A: The biggest concern I hear from ward residents is about the irresponsible budget decisions that are made on the taxpayers’ behalf (i.e. pensions, school closings, red-light cameras). These poor decisions have resulted in higher taxes/fees for individuals and decreased services in our ward – whether for neighborhood schools, infrastructure, or public safety. The second major concern is that the current alderman is not keeping an eye on the “big picture” for the ward in terms of education, infrastructure, job creation, public safety, and filling empty storefronts. Since the alderman was appointed 18 months ago, public services and responsiveness of the ward office have declined. Finally, there is a deep frustration with lack of transparency in city dealings the role that nepotism played in the appointment of our alderman in 2013. As a result of these issues, public trust in elected officials is on the decline.
To increase public trust, we need more aldermen who recognize that we make better decisions when we make them together. As alderman, I will hold public discussions on the important issues that face our city, such as the annual budget, TIF reform, strengthening neighborhood schools, and addressing our pension obligations. It is also important to have public discussions on ward-level issues. As alderman, I will lead residents in public discussions to develop a revitalization plan to promote development - without pricing hard-working families out of our diverse ward. We need to work as a community to make decisions on zoning, economic development, and developing opportunities for recreation in the ward. By providing more opportunities for citizens to have input into the process, we will generate more ideas on how to address important policy issues and increase public trust in our elected officials.

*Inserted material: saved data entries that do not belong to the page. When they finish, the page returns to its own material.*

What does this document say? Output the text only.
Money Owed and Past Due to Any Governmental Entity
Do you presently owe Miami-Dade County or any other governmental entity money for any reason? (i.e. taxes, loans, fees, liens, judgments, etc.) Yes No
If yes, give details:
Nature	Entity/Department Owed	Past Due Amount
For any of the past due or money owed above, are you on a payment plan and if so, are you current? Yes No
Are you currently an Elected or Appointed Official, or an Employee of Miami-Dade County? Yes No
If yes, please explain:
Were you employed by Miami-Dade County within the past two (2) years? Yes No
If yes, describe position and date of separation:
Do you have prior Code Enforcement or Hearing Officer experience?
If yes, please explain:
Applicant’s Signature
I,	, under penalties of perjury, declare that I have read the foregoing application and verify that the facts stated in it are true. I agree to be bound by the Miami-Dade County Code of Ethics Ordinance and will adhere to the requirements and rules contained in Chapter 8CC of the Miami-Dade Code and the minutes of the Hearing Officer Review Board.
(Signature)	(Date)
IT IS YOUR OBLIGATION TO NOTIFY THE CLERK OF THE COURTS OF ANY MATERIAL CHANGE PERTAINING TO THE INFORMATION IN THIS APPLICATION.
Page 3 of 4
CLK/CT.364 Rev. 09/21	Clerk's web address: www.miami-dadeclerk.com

Chicago Sun-Times Editorial Board questionnaire responses
Annisa Wanat is endorsed by the Sun-Times Editorial Board. Read the endorsement here.

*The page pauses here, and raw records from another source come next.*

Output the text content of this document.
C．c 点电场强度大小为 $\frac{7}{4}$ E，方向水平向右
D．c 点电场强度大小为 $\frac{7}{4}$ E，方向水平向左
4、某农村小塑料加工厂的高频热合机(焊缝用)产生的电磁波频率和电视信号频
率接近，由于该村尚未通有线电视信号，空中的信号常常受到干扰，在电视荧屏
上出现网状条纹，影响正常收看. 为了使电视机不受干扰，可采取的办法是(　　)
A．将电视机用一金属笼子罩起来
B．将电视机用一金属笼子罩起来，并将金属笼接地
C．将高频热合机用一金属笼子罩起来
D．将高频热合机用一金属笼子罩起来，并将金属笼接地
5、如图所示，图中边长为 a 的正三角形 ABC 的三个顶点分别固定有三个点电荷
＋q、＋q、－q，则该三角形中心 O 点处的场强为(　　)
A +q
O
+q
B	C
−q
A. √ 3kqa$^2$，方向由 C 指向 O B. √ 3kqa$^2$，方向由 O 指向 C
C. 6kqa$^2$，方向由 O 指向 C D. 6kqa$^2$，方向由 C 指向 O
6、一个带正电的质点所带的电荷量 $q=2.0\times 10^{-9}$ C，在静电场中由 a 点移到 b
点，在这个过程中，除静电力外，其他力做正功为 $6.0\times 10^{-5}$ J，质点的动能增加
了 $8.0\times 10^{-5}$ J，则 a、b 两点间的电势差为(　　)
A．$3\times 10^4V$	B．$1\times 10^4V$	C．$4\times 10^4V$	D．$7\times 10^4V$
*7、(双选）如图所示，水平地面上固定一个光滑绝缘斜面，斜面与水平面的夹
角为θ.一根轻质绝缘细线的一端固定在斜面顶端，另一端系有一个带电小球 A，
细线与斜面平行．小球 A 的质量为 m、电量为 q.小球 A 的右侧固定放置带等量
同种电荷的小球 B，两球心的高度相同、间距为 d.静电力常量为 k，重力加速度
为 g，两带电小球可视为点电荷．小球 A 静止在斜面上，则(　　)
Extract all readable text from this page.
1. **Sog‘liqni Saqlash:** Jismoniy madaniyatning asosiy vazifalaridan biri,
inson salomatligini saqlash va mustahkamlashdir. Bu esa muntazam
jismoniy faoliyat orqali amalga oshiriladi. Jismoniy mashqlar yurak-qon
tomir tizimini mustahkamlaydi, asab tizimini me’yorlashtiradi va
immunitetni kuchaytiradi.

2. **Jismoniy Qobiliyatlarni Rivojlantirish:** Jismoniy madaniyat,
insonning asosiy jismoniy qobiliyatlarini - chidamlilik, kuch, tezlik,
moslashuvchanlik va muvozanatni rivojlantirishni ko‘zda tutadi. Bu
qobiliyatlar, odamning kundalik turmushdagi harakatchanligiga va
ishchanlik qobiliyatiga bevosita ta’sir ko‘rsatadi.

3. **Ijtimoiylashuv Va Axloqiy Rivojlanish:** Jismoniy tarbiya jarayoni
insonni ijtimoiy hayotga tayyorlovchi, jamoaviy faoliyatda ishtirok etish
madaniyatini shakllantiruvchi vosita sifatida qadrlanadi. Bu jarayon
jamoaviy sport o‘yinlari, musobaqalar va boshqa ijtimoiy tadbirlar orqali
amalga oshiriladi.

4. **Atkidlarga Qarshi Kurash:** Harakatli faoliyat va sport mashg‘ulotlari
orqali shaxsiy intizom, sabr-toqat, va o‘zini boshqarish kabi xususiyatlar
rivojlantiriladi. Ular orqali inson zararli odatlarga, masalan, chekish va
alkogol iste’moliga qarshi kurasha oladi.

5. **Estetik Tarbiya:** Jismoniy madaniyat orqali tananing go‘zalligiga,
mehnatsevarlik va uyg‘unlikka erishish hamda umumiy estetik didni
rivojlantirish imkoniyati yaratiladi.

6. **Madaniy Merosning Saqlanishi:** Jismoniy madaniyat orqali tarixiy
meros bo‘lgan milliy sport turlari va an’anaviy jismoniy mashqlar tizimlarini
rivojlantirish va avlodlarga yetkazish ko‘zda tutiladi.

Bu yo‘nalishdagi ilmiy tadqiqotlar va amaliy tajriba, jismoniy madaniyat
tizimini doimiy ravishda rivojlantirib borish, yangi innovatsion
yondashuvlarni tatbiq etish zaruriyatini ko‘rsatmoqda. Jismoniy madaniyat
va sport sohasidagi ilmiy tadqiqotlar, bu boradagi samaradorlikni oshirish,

Office running for: Alderman, 33rd Ward
Political/civic background:Appointed as community representative to LSC at Albany Park Multicultural Center in December 2013. Elected to same post for a two-year term in April 2014. Currently volunteer at the Albany Park Community Center and am an active member in several neighborhood groups.
Occupation:Independent Consultant – non-profit management, cross-cultural training
Education: Bachelor of Science in Education from Miami University, Master of Arts in Russian and East European Studies from Indiana University, and Master of Public Affairs from Indiana University, Organizational Development Certificate from DePaul University.